In some cases, a consumer may want to restrict his usage of his account so that certain transactions are authorized and some are not. A typical example may be where a parent provides a credit card to a minor child. Another example may be where an employer provides a credit card to an employee for use in conducting transactions related to his employment. In such situations, the party responsible for payment may wish to limit the authorized user to a subset of transactions that is much more granular than just a credit limit as imposed by the card issuer. The user may set authorization controls whereby payment card transactions are blocked at the authorization stage of a transaction if certain blocking criteria are met. For example, the user may inform a central server that authorization requests for transactions associated with a payment card should be denied if the transactions are conducted out of the country.

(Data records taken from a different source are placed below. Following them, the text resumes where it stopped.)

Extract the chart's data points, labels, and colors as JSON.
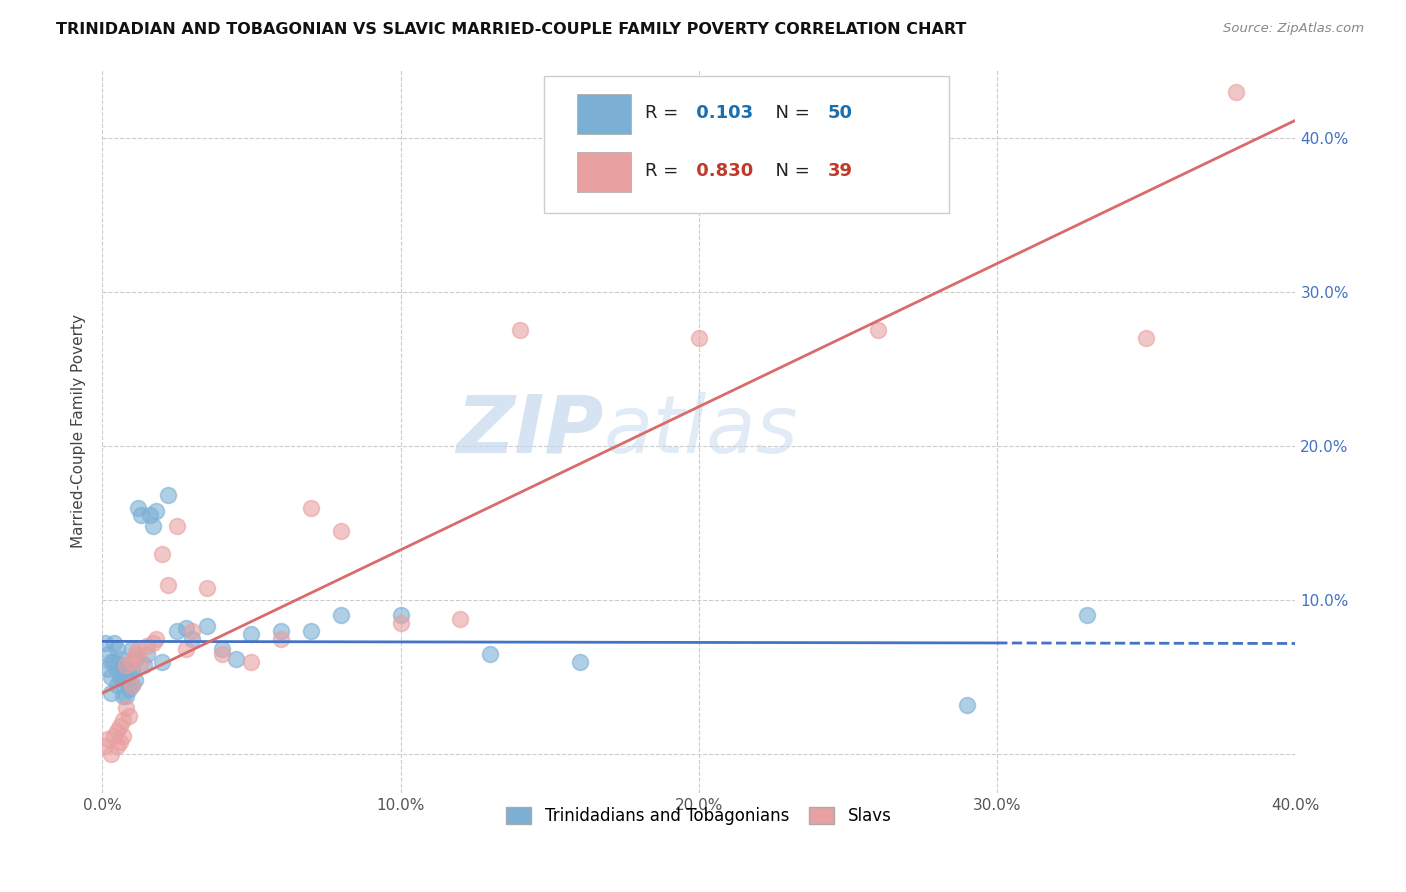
{
  "title": "TRINIDADIAN AND TOBAGONIAN VS SLAVIC MARRIED-COUPLE FAMILY POVERTY CORRELATION CHART",
  "source": "Source: ZipAtlas.com",
  "ylabel": "Married-Couple Family Poverty",
  "xlim": [
    0,
    0.4
  ],
  "ylim": [
    -0.025,
    0.445
  ],
  "xticks": [
    0.0,
    0.1,
    0.2,
    0.3,
    0.4
  ],
  "yticks": [
    0.0,
    0.1,
    0.2,
    0.3,
    0.4
  ],
  "xtick_labels": [
    "0.0%",
    "10.0%",
    "20.0%",
    "30.0%",
    "40.0%"
  ],
  "ytick_labels": [
    "",
    "10.0%",
    "20.0%",
    "30.0%",
    "40.0%"
  ],
  "blue_R": 0.103,
  "blue_N": 50,
  "pink_R": 0.83,
  "pink_N": 39,
  "blue_color": "#7bafd4",
  "pink_color": "#e8a0a0",
  "blue_line_color": "#4472c4",
  "pink_line_color": "#d96b6b",
  "watermark_zip": "ZIP",
  "watermark_atlas": "atlas",
  "background_color": "#ffffff",
  "grid_color": "#cccccc",
  "blue_scatter_x": [
    0.001,
    0.002,
    0.002,
    0.003,
    0.003,
    0.003,
    0.004,
    0.004,
    0.005,
    0.005,
    0.005,
    0.006,
    0.006,
    0.007,
    0.007,
    0.007,
    0.008,
    0.008,
    0.008,
    0.009,
    0.009,
    0.01,
    0.01,
    0.01,
    0.011,
    0.011,
    0.012,
    0.013,
    0.014,
    0.015,
    0.016,
    0.017,
    0.018,
    0.02,
    0.022,
    0.025,
    0.028,
    0.03,
    0.035,
    0.04,
    0.045,
    0.05,
    0.06,
    0.07,
    0.08,
    0.1,
    0.13,
    0.16,
    0.29,
    0.33
  ],
  "blue_scatter_y": [
    0.072,
    0.065,
    0.055,
    0.06,
    0.05,
    0.04,
    0.072,
    0.06,
    0.068,
    0.055,
    0.045,
    0.062,
    0.05,
    0.058,
    0.048,
    0.038,
    0.055,
    0.048,
    0.038,
    0.052,
    0.042,
    0.068,
    0.055,
    0.045,
    0.062,
    0.048,
    0.16,
    0.155,
    0.058,
    0.065,
    0.155,
    0.148,
    0.158,
    0.06,
    0.168,
    0.08,
    0.082,
    0.075,
    0.083,
    0.068,
    0.062,
    0.078,
    0.08,
    0.08,
    0.09,
    0.09,
    0.065,
    0.06,
    0.032,
    0.09
  ],
  "blue_data_range": [
    0.0,
    0.3
  ],
  "pink_scatter_x": [
    0.001,
    0.002,
    0.003,
    0.004,
    0.005,
    0.005,
    0.006,
    0.006,
    0.007,
    0.007,
    0.008,
    0.008,
    0.009,
    0.01,
    0.01,
    0.011,
    0.012,
    0.013,
    0.015,
    0.017,
    0.018,
    0.02,
    0.022,
    0.025,
    0.028,
    0.03,
    0.035,
    0.04,
    0.05,
    0.06,
    0.07,
    0.08,
    0.1,
    0.12,
    0.14,
    0.2,
    0.26,
    0.35,
    0.38
  ],
  "pink_scatter_y": [
    0.005,
    0.01,
    0.0,
    0.012,
    0.015,
    0.005,
    0.018,
    0.008,
    0.022,
    0.012,
    0.058,
    0.03,
    0.025,
    0.06,
    0.045,
    0.065,
    0.068,
    0.06,
    0.07,
    0.072,
    0.075,
    0.13,
    0.11,
    0.148,
    0.068,
    0.08,
    0.108,
    0.065,
    0.06,
    0.075,
    0.16,
    0.145,
    0.085,
    0.088,
    0.275,
    0.27,
    0.275,
    0.27,
    0.43
  ]
}
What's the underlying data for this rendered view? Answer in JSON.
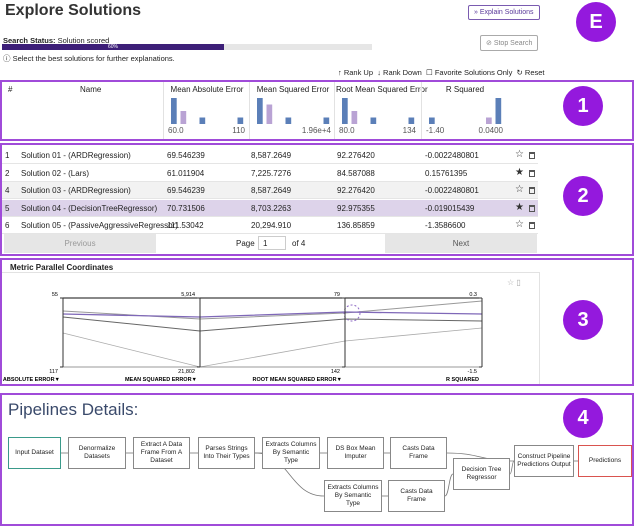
{
  "header": {
    "title": "Explore Solutions",
    "explain_button": "» Explain Solutions",
    "badge": "E"
  },
  "search": {
    "label": "Search Status:",
    "status": "Solution scored",
    "progress": {
      "value": 60,
      "label": "60%"
    },
    "stop_button": "Stop Search",
    "hint": "Select the best solutions for further explanations."
  },
  "toolbar": {
    "rank_up": "Rank Up",
    "rank_down": "Rank Down",
    "favorites_only": "Favorite Solutions Only",
    "reset": "Reset"
  },
  "table": {
    "index_header": "#",
    "name_header": "Name",
    "bar_color": "#5b7fb8",
    "highlight_color": "#b9a3d4",
    "metric_columns": [
      {
        "name": "Mean Absolute Error",
        "histogram": [
          4,
          2,
          0,
          1,
          0,
          0,
          0,
          1
        ],
        "highlight": 1,
        "axis_min": "60.0",
        "axis_max": "110"
      },
      {
        "name": "Mean Squared Error",
        "histogram": [
          4,
          3,
          0,
          1,
          0,
          0,
          0,
          1
        ],
        "highlight": 1,
        "axis_max": "1.96e+4"
      },
      {
        "name": "Root Mean Squared Error",
        "histogram": [
          4,
          2,
          0,
          1,
          0,
          0,
          0,
          1
        ],
        "highlight": 1,
        "axis_min": "80.0",
        "axis_max": "134"
      },
      {
        "name": "R Squared",
        "histogram": [
          1,
          0,
          0,
          0,
          0,
          0,
          1,
          4
        ],
        "highlight": 6,
        "axis_min": "-1.40",
        "axis_max": "0.0400"
      }
    ],
    "rows": [
      {
        "cells": [
          "1",
          "Solution 01 - (ARDRegression)",
          "69.546239",
          "8,587.2649",
          "92.276420",
          "-0.0022480801"
        ],
        "favorite": false,
        "selected": false
      },
      {
        "cells": [
          "2",
          "Solution 02 - (Lars)",
          "61.011904",
          "7,225.7276",
          "84.587088",
          "0.15761395"
        ],
        "favorite": true,
        "selected": false
      },
      {
        "cells": [
          "4",
          "Solution 03 - (ARDRegression)",
          "69.546239",
          "8,587.2649",
          "92.276420",
          "-0.0022480801"
        ],
        "favorite": false,
        "selected": false
      },
      {
        "cells": [
          "5",
          "Solution 04 - (DecisionTreeRegressor)",
          "70.731506",
          "8,703.2263",
          "92.975355",
          "-0.019015439"
        ],
        "favorite": true,
        "selected": true
      },
      {
        "cells": [
          "6",
          "Solution 05 - (PassiveAggressiveRegressor)",
          "111.53042",
          "20,294.910",
          "136.85859",
          "-1.3586600"
        ],
        "favorite": false,
        "selected": false
      }
    ]
  },
  "pagination": {
    "previous": "Previous",
    "page_label": "Page",
    "page": "1",
    "of": "of 4",
    "next": "Next"
  },
  "parallel": {
    "title": "Metric Parallel Coordinates",
    "axes": [
      {
        "name": "MEAN ABSOLUTE ERROR▼",
        "top": 55,
        "bottom": 117
      },
      {
        "name": "MEAN SQUARED ERROR▼",
        "top": {
          "value": 5914,
          "label": "5,914"
        },
        "bottom": {
          "value": 21802,
          "label": "21,802"
        }
      },
      {
        "name": "ROOT MEAN SQUARED ERROR▼",
        "top": 79,
        "bottom": 142
      },
      {
        "name": "R SQUARED",
        "top": 0.3,
        "bottom": -1.5
      }
    ]
  },
  "pipelines": {
    "title": "Pipelines Details:",
    "nodes": [
      {
        "label": "Input Dataset"
      },
      {
        "label": "Denormalize Datasets"
      },
      {
        "label": "Extract A Data Frame From A Dataset"
      },
      {
        "label": "Parses Strings Into Their Types"
      },
      {
        "label": "Extracts Columns By Semantic Type"
      },
      {
        "label": "DS Box Mean Imputer"
      },
      {
        "label": "Casts Data Frame"
      },
      {
        "label": "Extracts Columns By Semantic Type"
      },
      {
        "label": "Casts Data Frame"
      },
      {
        "label": "Decision Tree Regressor"
      },
      {
        "label": "Construct Pipeline Predictions Output"
      },
      {
        "label": "Predictions"
      }
    ]
  },
  "badges": [
    "1",
    "2",
    "3",
    "4"
  ]
}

Although such authorization controls are effective, there are many situations where a transaction may be cleared even though the payment transaction was not supposed to be. Clearing of a transaction is the process where a merchant or an acquirer (e.g., a bank with a merchant account) provides the appropriate issuer with information on the sale. This may include providing data required to identify the cardholder's account and providing the dollar amount of the sale. When the issuer gets this data, the issuer posts the amount of the sale as a draw against the cardholder's available credit and prepares to send payment to the acquirer. The next step after clearing is settlement which is the actual exchange of funds.
As an illustration of how an effort to control transaction authorizations through authorization request messages may not be fully effective to prevent transactions from proceeding, a merchant may have a “floor limit” of $100. This means that if a consumer makes a purchase transaction at the merchant for less than $100, the merchant can authorize the transaction without having to go to the issuer to determine whether or not the current transaction should be authorized (e.g., whether the consumer has sufficient funds to cover the transaction or has other restrictions on his account) according to controls that are set for authorization request messages. Thus, even though the user may want to prohibit the transaction at the merchant, an authorization request message is not sent to the issuer and the authorization controls that may reside between the merchant and the issuer may not be invoked. As a result, a transaction that should not have occurred may inadvertently occur.
Embodiments of the invention address these and other problems individually and collectively.